Again on the black and red wires I was getting around 3.9v which looked good. I then tested the yellow and green wires. As you may remember these were the two I was most interested in as I think they were 'sense' wires to the Hudl2 to perhaps control if it should power on, check for 'safe' state of the battery, etc.
These did the same as the original battery, same low voltage output and same floating values, however after a bit of thought I tried the test but against the red (positive) wires, and lo and behold I got values! I got the same 3.9v on both of these wires. Comparing to the old battery, that did the same, so now I know, both batteries are giving the same output.
Therefore I wasn't very hopeful at this making the Hudl2 work.
Connecting it up, and sure enough the Hudl2 wouldn't power on. Connecting the charger up it again didn't light the charge light. No luck.

I then took the main board out of the Hudl2 to look for any other signs of problems, couldn't find anything, many many probe pins are on the board underneath marked power, signal, etc, and probing almost all of these showed voltage and signal so the board was getting power, etc, and all looked OK, so it appears to be something a lot more fundamentally wrong with the board now.

My suspicion is that when the fault PSU/wire started shorting out the usb input, there wasn't enough protection on the board and it damaged some key components (Not just in the charge circuit/components) and effectively bricked the unit.

Friday, 4 March 2016

Tesco Hudl2 battery problems and teardown

The Hudl2 is an excellently priced android-based tablet sold by Tesco in the UK for a while. Unfortunately they have now discontinued the range and so no more will be produced. Their price-point of under £100 and has an 8.1" screen, full HD, stereo speakers, quad-core 1.8Ghz processor, 2Gb RAM, 16Gb storage built-in and a 5 megapixel rear camera and 1.2 megapixel front-facing camera. So a pretty decent spec for the money.
My youngest had one and it's done well, lasted around 2 years of abuse, mainly around the charge socket as usual it's micro-usb and this is the weak point, the cables were abused quite badly and over time gave up, so swapping cables quite often solved it. That was until the last time, when the cable seemed to have shorted, so the tablet was left for a few weeks totally flat.
Plugging it in to charge wouldn't give the red charging light, which worried me as normally charge lights are hard-wired to the voltage input, so it not coming on was a bad sign, was the usb port damaged or worse.
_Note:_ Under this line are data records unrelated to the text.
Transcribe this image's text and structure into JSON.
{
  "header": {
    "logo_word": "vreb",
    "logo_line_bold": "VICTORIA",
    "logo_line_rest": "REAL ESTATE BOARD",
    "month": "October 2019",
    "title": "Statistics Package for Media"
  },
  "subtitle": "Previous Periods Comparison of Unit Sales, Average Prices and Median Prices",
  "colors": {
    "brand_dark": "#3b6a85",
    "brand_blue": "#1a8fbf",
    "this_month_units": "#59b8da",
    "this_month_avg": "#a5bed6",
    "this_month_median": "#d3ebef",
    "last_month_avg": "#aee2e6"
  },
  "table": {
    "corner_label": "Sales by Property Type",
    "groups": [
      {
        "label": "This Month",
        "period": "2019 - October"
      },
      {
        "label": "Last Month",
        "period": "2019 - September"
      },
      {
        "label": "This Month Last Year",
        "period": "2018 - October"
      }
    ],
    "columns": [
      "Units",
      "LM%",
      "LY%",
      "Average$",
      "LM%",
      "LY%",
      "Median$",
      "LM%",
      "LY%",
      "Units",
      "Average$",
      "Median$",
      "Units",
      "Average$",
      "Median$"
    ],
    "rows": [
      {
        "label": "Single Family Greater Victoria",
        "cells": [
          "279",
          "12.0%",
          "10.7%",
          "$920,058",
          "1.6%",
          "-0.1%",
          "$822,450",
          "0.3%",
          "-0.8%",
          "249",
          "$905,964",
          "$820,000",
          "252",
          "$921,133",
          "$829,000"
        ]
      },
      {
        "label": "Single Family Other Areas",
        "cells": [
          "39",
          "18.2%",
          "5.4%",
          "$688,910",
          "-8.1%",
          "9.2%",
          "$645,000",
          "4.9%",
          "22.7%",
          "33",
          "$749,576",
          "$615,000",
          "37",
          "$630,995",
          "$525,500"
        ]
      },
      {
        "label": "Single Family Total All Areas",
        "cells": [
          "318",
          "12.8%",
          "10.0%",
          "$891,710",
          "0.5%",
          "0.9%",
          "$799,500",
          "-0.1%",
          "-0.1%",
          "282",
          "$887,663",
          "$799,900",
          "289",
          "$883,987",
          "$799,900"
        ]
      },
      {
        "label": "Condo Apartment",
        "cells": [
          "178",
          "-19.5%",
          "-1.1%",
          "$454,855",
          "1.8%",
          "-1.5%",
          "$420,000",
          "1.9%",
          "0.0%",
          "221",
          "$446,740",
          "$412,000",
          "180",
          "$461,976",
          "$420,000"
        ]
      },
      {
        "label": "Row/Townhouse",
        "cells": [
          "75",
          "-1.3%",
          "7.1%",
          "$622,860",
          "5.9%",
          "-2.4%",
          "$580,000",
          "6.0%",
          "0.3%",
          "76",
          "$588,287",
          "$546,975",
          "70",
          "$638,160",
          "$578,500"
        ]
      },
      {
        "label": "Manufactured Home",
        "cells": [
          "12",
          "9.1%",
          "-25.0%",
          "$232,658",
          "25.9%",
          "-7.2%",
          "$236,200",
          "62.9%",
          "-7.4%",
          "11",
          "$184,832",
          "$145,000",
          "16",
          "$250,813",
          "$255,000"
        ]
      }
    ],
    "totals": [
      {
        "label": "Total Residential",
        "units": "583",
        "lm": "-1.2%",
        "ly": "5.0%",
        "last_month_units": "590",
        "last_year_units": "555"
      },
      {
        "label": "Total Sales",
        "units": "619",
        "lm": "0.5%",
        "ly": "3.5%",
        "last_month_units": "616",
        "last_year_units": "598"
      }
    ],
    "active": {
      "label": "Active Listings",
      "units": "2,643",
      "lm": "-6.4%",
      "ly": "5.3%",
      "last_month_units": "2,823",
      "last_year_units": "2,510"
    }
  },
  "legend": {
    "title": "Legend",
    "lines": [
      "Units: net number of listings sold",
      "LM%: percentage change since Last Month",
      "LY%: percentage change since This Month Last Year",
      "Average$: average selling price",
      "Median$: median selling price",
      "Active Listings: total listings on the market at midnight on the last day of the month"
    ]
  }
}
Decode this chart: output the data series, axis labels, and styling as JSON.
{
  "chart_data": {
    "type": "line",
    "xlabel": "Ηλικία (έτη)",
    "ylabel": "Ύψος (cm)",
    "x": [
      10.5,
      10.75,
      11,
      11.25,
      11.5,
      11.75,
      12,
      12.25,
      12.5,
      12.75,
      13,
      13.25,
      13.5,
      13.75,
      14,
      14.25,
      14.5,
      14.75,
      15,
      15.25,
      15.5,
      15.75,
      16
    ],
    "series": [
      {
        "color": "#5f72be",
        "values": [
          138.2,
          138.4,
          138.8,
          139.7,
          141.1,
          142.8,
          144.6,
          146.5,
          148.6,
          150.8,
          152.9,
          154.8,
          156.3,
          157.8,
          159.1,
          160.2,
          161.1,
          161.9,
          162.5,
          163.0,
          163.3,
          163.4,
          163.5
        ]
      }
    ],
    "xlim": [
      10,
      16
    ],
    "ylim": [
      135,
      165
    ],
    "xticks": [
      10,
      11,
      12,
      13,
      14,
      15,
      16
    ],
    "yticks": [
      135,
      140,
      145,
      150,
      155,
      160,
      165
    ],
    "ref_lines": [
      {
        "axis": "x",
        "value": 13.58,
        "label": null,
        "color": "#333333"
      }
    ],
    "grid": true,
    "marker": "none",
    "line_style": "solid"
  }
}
What makes it more complicated is the hudl2 comes with a USB charger, but with non-standard specs, it's the usual 5v output but it's 2.0A which is a lot higher than normal (usb port is 0.5A), so that would suggest the hudl2 uses fast/high-powered charge. I therefore wasn't sure what the cable needed to be (We'd thrown out the damaged cable, a stupid move in hindsight!). Luckily the charger itself was OK and charging other USB devices fine.

So I suspected the hardware, popping the cover off is easy, just a flat screwdriver gently prising around the outside of the case at the seam will take the back cover off, just pop it open and it comes into two neat halves (no wires to worry about popping out, etc, the rear cover is purely a cover).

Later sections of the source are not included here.